Didn’t she at least owe him loyalty?

Frowning, the man across from her admitted, “I argued with him about that. I thought he should talk to you. Tell you this himself. But he refused to go back on his word. He’d sworn to Walter he would stay away and he did, though I believe it cost him a great deal to keep that promise.”

“I’ll have to take your word for that, won’t I?”

“I guess so.” Their waiter appeared with a coffeepot to refill Christian’s cup, but when he would have stayed to take their order, he was waved away again. “Look,” Christian continued when they were alone again. “Just do me a favor and read the last letter in that envelope before I say any more.”

She really didn’t want to. What more was there to tell? What in her life was left to shake up and rearrange? Yet, morbid curiosity had a grip on her now and Erica knew she’d have to satisfy it.

Somehow, she wasn’t surprised when she glanced at the bottom of the page and saw the name Donald Jarrod in a bold signature. Lifting her gaze to the top of the paper, she read,

My Dear Erica,

I know how you must be feeling right now and I can’t blame you. But please know that if I had been given the opportunity, I would have loved you as I cared for your mother.

People—even parents—aren’t perfect. We make mistakes. But if we get the chance we try to correct them. This is my chance. Come to Colorado. Meet your other family. And one day, I hope you’ll be able to think of me kindly.

Your father,

Donald Jarrod

Again her eyes misted over. She had never known her mother. She’d grown up with a stepmother, Angela, who had been as distant in her own way as Walter had. Now, it turned out, she’d never known her father, either.

“Did you read these letters?”

“No. Don gave them to me in the closed envelope and they’ve stayed sealed up until just now.”

She looked at him. “And I’m supposed to take your word for that, too?”

He met her gaze. “I’ll never lie to you, Erica. That is one thing you can depend on.”

Since she’d only just discovered that her entire life had been based on a lie, that should have been a comforting statement. On the other hand, she didn’t know if the statement itself was a lie.

A headache burst into life behind her eyes and Erica knew it was only going to get worse. So it was best if she just finished this meeting as quickly as possible. Then she could get away.
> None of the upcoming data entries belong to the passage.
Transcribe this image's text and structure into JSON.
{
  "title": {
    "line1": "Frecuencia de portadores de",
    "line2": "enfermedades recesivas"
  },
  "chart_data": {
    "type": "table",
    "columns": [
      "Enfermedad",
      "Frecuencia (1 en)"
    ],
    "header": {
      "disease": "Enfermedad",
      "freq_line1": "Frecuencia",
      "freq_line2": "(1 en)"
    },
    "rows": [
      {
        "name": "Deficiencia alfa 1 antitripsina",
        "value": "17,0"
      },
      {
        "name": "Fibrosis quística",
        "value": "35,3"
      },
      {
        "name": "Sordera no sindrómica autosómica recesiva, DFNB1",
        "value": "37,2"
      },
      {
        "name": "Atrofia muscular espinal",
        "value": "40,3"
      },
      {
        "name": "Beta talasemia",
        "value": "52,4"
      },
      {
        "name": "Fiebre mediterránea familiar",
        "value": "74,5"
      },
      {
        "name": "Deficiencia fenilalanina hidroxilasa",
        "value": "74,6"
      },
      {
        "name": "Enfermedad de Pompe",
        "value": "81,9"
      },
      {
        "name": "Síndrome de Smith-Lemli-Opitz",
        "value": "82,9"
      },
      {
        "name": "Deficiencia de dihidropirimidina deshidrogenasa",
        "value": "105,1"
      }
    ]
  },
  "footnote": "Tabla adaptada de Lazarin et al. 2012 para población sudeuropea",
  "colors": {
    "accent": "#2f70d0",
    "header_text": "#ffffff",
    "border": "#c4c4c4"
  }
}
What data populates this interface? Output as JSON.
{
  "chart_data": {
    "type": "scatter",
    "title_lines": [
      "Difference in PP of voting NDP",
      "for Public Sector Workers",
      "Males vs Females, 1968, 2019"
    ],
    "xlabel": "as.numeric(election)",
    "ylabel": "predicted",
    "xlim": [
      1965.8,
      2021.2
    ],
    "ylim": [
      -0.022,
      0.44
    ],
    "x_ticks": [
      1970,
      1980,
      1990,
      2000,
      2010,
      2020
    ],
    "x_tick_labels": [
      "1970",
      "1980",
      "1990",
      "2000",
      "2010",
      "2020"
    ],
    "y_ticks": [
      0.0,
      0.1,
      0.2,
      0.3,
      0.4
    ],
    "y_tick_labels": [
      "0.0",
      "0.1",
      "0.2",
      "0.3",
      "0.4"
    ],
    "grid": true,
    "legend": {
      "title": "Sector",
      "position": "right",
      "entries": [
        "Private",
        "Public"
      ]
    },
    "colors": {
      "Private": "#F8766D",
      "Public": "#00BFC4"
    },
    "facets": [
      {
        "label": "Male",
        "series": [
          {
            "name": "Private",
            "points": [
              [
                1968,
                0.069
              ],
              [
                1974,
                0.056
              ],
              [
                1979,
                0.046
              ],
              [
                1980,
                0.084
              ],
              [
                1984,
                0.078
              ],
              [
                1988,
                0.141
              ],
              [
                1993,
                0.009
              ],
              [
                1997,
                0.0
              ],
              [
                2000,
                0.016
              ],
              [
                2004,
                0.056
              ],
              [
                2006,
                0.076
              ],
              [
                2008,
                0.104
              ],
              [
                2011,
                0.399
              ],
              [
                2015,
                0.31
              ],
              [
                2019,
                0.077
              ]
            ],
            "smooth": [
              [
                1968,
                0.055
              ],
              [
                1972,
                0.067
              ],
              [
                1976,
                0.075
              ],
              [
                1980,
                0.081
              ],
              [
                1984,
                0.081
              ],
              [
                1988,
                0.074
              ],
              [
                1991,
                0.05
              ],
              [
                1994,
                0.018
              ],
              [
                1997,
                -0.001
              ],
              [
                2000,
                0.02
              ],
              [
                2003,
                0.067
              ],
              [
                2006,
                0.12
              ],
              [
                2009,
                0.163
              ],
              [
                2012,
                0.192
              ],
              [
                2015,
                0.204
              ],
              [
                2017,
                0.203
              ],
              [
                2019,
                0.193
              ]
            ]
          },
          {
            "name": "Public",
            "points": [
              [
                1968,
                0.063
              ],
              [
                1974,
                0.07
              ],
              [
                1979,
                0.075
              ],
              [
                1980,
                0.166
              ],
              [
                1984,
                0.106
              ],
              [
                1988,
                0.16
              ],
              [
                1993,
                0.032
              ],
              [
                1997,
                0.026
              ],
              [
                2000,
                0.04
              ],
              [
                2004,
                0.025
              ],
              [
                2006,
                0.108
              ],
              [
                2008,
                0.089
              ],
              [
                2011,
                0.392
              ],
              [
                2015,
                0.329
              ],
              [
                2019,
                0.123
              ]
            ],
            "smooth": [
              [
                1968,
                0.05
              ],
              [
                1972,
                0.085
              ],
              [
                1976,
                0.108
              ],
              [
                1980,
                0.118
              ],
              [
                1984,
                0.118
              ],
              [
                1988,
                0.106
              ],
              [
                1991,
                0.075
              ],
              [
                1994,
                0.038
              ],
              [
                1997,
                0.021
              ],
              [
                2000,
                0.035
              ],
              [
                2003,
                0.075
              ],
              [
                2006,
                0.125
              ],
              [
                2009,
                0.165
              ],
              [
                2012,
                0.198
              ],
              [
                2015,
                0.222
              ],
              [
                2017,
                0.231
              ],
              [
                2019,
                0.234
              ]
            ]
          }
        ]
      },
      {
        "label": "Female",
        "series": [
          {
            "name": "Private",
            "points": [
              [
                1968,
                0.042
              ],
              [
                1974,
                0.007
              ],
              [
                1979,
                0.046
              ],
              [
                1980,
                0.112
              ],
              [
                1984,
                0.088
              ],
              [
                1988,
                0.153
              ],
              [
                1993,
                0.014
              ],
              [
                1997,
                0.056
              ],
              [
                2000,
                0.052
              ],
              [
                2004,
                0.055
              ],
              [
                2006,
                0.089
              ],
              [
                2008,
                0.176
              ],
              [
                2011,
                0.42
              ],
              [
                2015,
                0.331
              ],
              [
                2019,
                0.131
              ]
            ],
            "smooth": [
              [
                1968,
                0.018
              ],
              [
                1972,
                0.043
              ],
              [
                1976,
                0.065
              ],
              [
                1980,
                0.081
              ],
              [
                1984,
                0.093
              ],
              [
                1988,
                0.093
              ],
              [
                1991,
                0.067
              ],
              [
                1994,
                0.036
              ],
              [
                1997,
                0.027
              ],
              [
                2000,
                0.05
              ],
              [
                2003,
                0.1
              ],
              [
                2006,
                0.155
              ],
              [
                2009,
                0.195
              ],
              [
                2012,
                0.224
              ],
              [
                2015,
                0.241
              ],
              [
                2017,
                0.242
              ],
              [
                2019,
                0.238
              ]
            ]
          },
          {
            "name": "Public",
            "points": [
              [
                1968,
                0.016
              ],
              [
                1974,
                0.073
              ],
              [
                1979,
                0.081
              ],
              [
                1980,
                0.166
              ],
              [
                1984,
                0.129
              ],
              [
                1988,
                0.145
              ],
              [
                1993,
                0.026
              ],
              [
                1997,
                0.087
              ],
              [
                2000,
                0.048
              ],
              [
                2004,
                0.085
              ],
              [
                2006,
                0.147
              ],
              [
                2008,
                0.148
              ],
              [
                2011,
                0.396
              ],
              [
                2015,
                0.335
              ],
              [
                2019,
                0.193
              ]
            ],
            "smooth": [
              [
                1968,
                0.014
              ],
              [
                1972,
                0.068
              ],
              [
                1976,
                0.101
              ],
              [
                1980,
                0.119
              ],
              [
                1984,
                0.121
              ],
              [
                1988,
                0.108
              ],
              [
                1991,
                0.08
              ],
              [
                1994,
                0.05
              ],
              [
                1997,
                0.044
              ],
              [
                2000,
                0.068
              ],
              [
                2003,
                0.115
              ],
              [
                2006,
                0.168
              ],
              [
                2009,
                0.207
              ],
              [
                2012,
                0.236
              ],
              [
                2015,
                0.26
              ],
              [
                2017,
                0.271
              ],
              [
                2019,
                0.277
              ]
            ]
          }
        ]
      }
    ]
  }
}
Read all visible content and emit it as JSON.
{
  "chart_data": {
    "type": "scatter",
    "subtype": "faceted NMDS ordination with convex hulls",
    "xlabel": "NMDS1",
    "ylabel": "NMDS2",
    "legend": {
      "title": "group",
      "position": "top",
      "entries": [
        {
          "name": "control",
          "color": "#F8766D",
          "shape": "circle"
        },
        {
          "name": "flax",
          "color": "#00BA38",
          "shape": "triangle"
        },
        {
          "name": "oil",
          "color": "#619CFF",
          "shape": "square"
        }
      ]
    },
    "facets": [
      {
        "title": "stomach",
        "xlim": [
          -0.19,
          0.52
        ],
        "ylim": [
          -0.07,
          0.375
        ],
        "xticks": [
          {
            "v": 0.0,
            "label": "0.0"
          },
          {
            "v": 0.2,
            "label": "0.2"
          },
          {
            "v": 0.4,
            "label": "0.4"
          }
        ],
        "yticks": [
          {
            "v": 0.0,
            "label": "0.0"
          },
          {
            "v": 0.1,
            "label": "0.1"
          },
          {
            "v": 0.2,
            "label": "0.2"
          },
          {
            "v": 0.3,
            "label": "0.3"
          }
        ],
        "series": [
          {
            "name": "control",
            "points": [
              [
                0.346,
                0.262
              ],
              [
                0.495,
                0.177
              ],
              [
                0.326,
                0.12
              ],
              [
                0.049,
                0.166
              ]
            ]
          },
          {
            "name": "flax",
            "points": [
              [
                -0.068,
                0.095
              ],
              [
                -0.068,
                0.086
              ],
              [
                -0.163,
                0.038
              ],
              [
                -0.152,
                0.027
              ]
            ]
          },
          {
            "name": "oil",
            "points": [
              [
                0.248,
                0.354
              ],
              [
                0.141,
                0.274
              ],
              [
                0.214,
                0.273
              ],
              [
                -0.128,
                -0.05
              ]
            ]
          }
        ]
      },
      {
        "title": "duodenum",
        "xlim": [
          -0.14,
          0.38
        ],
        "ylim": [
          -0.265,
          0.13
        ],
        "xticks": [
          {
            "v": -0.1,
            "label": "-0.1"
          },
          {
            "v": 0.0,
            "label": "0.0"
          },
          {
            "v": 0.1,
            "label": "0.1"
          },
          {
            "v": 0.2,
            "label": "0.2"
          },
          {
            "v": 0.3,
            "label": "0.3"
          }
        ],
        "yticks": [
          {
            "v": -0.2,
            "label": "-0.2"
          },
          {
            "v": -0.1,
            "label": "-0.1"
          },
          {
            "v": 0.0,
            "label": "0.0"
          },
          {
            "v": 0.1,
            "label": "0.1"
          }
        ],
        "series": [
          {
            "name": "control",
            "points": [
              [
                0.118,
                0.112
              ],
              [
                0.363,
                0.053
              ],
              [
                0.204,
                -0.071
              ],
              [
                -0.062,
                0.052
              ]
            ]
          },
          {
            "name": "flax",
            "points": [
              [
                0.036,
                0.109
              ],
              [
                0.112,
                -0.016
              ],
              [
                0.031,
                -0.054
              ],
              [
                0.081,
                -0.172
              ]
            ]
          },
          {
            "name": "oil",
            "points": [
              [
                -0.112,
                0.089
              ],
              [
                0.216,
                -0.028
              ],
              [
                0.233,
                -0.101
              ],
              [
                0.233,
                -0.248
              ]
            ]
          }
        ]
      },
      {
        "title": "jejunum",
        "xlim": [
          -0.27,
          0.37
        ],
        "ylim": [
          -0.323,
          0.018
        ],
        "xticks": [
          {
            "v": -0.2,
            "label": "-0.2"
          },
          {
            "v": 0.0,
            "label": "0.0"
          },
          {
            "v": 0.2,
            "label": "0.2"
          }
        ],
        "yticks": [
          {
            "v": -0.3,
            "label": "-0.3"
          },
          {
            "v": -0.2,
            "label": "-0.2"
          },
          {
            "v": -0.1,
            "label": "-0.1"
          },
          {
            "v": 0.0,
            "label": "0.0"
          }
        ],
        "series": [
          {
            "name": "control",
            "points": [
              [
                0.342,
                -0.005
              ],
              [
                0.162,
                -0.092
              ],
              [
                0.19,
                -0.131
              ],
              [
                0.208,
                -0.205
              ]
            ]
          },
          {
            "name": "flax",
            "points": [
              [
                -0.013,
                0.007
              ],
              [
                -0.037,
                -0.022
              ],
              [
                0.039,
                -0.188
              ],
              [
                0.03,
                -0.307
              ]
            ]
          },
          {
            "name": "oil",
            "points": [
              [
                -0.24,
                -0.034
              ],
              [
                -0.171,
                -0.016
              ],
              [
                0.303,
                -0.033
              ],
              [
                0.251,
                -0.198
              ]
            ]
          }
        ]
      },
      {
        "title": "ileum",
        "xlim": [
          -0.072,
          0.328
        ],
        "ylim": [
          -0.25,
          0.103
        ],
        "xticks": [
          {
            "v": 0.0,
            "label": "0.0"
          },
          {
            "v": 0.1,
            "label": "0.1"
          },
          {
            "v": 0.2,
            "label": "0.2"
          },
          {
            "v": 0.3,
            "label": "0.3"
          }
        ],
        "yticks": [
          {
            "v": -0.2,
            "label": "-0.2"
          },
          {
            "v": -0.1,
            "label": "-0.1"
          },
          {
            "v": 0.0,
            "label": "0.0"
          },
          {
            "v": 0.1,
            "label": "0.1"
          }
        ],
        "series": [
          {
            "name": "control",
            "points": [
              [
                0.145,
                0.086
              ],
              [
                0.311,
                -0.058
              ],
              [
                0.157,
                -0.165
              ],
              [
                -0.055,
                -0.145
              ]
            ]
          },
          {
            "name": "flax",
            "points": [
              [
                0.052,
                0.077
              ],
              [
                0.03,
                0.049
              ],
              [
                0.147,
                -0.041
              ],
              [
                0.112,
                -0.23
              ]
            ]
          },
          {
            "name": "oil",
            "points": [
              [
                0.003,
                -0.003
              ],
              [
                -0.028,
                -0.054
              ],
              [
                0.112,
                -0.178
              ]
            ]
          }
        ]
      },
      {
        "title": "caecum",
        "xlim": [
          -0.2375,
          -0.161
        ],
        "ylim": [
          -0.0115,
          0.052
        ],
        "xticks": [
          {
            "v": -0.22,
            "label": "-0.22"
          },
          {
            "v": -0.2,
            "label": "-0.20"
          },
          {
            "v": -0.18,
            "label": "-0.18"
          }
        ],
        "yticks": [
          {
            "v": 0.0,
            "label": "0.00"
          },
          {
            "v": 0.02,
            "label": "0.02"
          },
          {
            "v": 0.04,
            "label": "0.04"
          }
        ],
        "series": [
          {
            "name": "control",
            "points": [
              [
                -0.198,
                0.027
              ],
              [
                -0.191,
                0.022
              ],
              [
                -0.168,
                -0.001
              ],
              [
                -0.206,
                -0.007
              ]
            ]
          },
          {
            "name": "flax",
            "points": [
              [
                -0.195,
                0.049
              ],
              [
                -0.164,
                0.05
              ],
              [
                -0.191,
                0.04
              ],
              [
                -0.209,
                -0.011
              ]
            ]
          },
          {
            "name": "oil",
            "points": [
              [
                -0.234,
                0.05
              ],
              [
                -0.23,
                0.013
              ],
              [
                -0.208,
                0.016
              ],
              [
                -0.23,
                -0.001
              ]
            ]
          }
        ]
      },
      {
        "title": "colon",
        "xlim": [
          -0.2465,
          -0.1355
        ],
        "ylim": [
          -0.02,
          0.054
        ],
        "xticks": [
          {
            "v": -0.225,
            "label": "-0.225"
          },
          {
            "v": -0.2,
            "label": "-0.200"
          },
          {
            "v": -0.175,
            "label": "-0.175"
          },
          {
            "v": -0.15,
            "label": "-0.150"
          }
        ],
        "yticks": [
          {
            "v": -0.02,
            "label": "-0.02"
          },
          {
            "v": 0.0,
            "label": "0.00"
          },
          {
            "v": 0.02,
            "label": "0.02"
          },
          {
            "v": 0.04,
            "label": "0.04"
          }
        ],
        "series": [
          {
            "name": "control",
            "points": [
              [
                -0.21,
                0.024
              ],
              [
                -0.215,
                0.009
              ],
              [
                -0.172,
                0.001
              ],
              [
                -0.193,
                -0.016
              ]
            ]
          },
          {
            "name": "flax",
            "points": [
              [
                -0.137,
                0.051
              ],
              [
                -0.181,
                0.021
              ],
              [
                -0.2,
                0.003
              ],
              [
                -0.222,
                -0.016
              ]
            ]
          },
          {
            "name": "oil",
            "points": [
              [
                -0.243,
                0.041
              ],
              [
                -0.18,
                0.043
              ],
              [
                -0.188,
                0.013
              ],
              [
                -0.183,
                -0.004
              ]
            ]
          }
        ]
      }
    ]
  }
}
Think. Plan. Try to make some sense out of this insensible situation.

Pushing her hair out of her eyes as the wind whipped it into a frenzy, she said, “All right. Say I believe you. I’m Donald Jarrod’s daughter. What now?”

He reached down for his briefcase, opened it and extracted the manila envelope he’d shown her earlier. “As a beneficiary of Don’s will, you receive an equal share of his estate.”

“What?”

He gave her a small smile. “The estate’s been split between all six of his children.”

Erica sighed and took a gulp of her iced tea. “I can imagine how news of me went over at the reading of the will.”

“As you might guess. Surprise. Shock.”

“Sounds like we’ll have a lot in common,” she said wryly, still reeling from the information overload she’d experienced.

“More than you might think,” he told her as he slid the envelope across the table toward her. “There’s a catch to your inheritance, though.”

“Of course there is,” she mused, laying her fingertips atop the will as if she needed the physical contact to assure herself that this was all for real.

“Each of you has to move to Aspen to help run the family business. If you don’t…”

“If we don’t, then no inheritance.”

“Basically.”

“Move to Aspen?” She glanced around her at the city she’d grown up in and loved. The city sidewalks were at the bottom of canyons built of steel and brick. Sly sunlight poking through gray clouds appeared and disappeared as if performing magic tricks. Crowds of pedestrians hustled along, everyone hurrying, fighting the wind and the snarls of traffic. Car horns blared, music from a street corner musician peeled out and somewhere close by, a tiny dog yapped impatiently.